Unfortunately, our private credit-to-GDP ratio is about 200 percent, meaning the private debt created by banks is twice the size of our economy and doing more harm than good. Let me put this crudely. When the financial sector grows too large, it sucks the economic life out of the economy. Its hidden taxes siphon away investment money from other sectors that could use it much better. It milks consumers and lowers effective demand. And it uses its too-big-to-fail status to take excessive risks to boost profits, knowing full well that any major downside --- the inevitable failures -- will be covered by the taxpayer.
Wall Street's Hidden Taxation has Too Much Representation
These hidden taxes exist because both political parties are snuggled under Wall Street's blanket of greed. Instead of blaming Social Security, Medicare or Medicaid, we need Washington to finally admit that the financial problem is Wall Street. These banks and hedge funds are much too large. The hidden taxes are unfair and undemocratic. It's time to reclaim them.
The solutions are simple.
Break up the big banks: Even the president of the Dallas Fed is calling for the dismemberment of too-big-to-fail banks. This goes far beyond the so-called Volker rule or the return of Glass-Steagall, which separates consumer banking (our insured deposits) from investment banking (their casinos).

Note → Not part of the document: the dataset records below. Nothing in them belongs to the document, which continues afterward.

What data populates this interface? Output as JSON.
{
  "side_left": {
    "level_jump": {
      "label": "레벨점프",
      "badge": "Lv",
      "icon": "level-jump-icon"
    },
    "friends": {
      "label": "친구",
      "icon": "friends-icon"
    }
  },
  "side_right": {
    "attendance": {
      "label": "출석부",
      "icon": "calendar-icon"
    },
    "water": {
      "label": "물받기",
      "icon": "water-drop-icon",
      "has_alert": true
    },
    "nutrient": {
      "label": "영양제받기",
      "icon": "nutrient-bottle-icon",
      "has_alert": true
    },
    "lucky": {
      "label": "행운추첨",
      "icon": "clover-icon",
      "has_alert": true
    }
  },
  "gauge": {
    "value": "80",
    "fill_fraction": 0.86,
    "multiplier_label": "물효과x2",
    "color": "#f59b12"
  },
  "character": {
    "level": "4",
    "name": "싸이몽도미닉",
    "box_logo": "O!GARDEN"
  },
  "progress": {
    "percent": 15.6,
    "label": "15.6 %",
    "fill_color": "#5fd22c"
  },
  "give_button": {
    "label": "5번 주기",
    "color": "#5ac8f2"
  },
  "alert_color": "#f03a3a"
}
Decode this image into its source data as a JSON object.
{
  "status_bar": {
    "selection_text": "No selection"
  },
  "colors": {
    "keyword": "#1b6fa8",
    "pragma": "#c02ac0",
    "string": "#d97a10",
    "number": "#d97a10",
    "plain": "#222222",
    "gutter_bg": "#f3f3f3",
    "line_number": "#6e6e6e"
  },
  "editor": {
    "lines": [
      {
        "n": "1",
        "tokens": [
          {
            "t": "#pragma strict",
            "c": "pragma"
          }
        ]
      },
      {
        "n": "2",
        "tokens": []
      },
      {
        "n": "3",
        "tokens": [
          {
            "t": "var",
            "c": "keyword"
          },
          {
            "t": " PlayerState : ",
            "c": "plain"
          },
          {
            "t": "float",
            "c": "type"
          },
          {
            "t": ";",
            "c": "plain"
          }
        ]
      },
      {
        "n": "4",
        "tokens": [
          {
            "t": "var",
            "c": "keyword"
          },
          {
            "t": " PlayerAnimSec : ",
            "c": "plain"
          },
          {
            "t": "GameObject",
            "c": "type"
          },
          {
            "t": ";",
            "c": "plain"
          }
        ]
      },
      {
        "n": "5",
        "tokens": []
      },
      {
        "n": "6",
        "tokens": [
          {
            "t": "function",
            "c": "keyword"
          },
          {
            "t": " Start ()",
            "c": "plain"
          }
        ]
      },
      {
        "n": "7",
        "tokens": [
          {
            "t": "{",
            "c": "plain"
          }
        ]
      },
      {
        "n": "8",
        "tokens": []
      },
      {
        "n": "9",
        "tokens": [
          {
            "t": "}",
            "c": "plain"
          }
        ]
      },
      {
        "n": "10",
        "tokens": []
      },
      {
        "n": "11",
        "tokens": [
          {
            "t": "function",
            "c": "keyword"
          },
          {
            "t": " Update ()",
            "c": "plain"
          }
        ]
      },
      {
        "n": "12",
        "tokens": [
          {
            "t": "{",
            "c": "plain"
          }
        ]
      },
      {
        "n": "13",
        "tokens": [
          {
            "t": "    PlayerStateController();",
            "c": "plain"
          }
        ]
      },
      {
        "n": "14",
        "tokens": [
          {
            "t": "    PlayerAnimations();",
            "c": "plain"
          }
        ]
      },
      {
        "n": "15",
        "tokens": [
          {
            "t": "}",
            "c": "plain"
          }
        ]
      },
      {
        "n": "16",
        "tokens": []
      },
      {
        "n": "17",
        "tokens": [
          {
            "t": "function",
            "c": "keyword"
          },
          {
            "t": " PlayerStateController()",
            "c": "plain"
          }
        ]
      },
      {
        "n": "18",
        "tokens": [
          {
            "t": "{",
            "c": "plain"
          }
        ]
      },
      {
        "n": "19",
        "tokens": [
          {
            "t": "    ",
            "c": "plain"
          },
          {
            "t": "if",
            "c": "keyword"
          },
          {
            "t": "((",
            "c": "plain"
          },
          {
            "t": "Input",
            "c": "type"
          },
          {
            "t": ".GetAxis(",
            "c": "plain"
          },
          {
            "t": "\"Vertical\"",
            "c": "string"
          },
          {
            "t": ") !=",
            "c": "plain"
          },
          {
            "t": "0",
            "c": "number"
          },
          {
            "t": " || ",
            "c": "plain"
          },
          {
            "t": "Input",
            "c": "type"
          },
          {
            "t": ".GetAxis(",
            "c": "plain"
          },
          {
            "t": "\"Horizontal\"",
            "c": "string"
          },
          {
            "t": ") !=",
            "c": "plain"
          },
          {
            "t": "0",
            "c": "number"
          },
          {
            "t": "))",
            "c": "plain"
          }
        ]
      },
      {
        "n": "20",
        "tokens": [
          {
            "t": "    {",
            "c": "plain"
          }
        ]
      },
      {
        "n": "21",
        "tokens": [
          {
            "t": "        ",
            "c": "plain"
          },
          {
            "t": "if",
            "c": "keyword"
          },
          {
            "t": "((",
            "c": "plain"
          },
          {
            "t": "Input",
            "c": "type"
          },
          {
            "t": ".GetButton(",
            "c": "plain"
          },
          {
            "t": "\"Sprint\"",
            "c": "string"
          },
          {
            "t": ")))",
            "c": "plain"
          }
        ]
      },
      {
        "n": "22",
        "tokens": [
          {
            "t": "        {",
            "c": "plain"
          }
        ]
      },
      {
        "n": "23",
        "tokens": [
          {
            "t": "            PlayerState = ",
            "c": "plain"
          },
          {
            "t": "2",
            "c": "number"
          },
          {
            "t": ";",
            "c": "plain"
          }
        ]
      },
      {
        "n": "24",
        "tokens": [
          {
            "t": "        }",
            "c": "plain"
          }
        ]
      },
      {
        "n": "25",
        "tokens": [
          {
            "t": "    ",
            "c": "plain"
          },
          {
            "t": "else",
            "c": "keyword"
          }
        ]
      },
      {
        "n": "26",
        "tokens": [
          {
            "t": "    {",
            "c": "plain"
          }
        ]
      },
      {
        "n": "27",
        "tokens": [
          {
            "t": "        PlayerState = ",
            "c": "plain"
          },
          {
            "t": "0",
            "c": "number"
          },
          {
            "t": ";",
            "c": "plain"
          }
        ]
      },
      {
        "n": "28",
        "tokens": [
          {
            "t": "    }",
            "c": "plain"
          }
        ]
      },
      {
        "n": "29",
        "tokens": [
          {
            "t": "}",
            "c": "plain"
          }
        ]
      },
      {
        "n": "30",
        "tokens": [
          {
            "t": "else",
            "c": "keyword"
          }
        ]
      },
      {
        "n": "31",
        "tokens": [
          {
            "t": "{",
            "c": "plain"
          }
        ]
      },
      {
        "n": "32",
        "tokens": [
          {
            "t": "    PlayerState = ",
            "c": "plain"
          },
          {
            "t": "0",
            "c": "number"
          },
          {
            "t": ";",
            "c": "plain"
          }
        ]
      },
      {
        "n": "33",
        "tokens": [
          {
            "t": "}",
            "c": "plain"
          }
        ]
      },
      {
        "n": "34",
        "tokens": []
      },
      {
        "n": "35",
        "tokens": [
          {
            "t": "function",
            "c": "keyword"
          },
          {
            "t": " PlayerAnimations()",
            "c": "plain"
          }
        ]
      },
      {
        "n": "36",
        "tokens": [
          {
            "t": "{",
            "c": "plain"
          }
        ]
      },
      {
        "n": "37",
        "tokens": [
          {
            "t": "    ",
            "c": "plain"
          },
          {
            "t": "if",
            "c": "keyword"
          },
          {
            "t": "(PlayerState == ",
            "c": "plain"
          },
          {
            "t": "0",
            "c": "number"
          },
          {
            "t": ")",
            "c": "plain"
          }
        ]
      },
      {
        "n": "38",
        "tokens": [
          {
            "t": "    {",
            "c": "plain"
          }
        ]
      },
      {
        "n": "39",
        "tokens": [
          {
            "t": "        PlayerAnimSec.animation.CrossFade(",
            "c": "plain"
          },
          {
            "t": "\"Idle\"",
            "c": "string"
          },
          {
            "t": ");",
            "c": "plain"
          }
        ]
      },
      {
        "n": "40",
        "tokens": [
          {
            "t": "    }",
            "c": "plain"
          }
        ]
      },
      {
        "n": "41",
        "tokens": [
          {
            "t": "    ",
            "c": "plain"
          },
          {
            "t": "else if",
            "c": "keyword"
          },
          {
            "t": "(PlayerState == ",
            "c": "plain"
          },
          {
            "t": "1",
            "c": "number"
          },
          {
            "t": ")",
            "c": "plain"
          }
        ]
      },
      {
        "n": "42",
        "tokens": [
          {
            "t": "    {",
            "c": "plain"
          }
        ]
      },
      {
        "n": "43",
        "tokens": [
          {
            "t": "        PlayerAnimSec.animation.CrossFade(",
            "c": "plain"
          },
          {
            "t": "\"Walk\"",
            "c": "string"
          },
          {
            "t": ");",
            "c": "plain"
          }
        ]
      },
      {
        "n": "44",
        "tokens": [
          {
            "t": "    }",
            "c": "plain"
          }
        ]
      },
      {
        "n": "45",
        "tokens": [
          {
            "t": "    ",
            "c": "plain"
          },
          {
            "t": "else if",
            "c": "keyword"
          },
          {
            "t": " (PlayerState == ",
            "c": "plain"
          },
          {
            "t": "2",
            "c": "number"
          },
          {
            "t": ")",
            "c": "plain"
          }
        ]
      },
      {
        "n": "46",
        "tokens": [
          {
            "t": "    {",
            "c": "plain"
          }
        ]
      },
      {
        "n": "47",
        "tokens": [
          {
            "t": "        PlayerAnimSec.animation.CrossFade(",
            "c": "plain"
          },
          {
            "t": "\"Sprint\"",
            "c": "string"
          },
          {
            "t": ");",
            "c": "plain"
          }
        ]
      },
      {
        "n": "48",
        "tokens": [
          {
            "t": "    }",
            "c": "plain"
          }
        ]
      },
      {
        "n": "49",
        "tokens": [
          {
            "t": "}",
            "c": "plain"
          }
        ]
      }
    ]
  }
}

These giant financial entities have to be broken up into bite-size chunks so that no one firm can blackmail the economy into a bailout. Capitalism has a lot of problems. But if you take away the fear of bankruptcy, you exacerbate its worst tendencies. Give the big banks the power to rip us off and they will, no matter what their eloquent CEOs say to Congress about their ability to manage risk.
Pass a financial transaction tax (Robin Hood tax): Big banks and their hedge fund cousins are using high-speed trading to extract a hidden tax. Let's make that tax overt and have it go to the commonwealth instead of into Wall Street's pockets. It will reduce, if not eliminate, the high-speed predator trading and help provide the funding we need to build a more just and equitable society. (The New York Times reports on 1/22/13 that several European countries will soon implement such a tax.)
Defeat each and every politician who takes money from Wall Street:I know, I know. If we did that, Congress would nearly be empty. But we need to break the incestuous links between Washington and Wall Street. The Democrats, in particular, must be forced to realize that they can't be the party of both the predators and the prey. We need to remind them that when they say the word "debt" it all starts on Wall Street. There would be no talk of a so-called debt crisis were it not for the Wall Street crash born and bred within too-big-to-fail banks.
A true political fighter for Main Street should be furious that these banks and their hedge fund cousins took record profits when they pumped up the housing bubble, then profited again by helping it burst, and then profited yet again while gorging on bailouts. Meanwhile, 9 million jobs were destroyed. Instead of setting their sights on Social Security and Medicare, politicians should go after the biggest entitlement in history -- too-big-to-fail banks.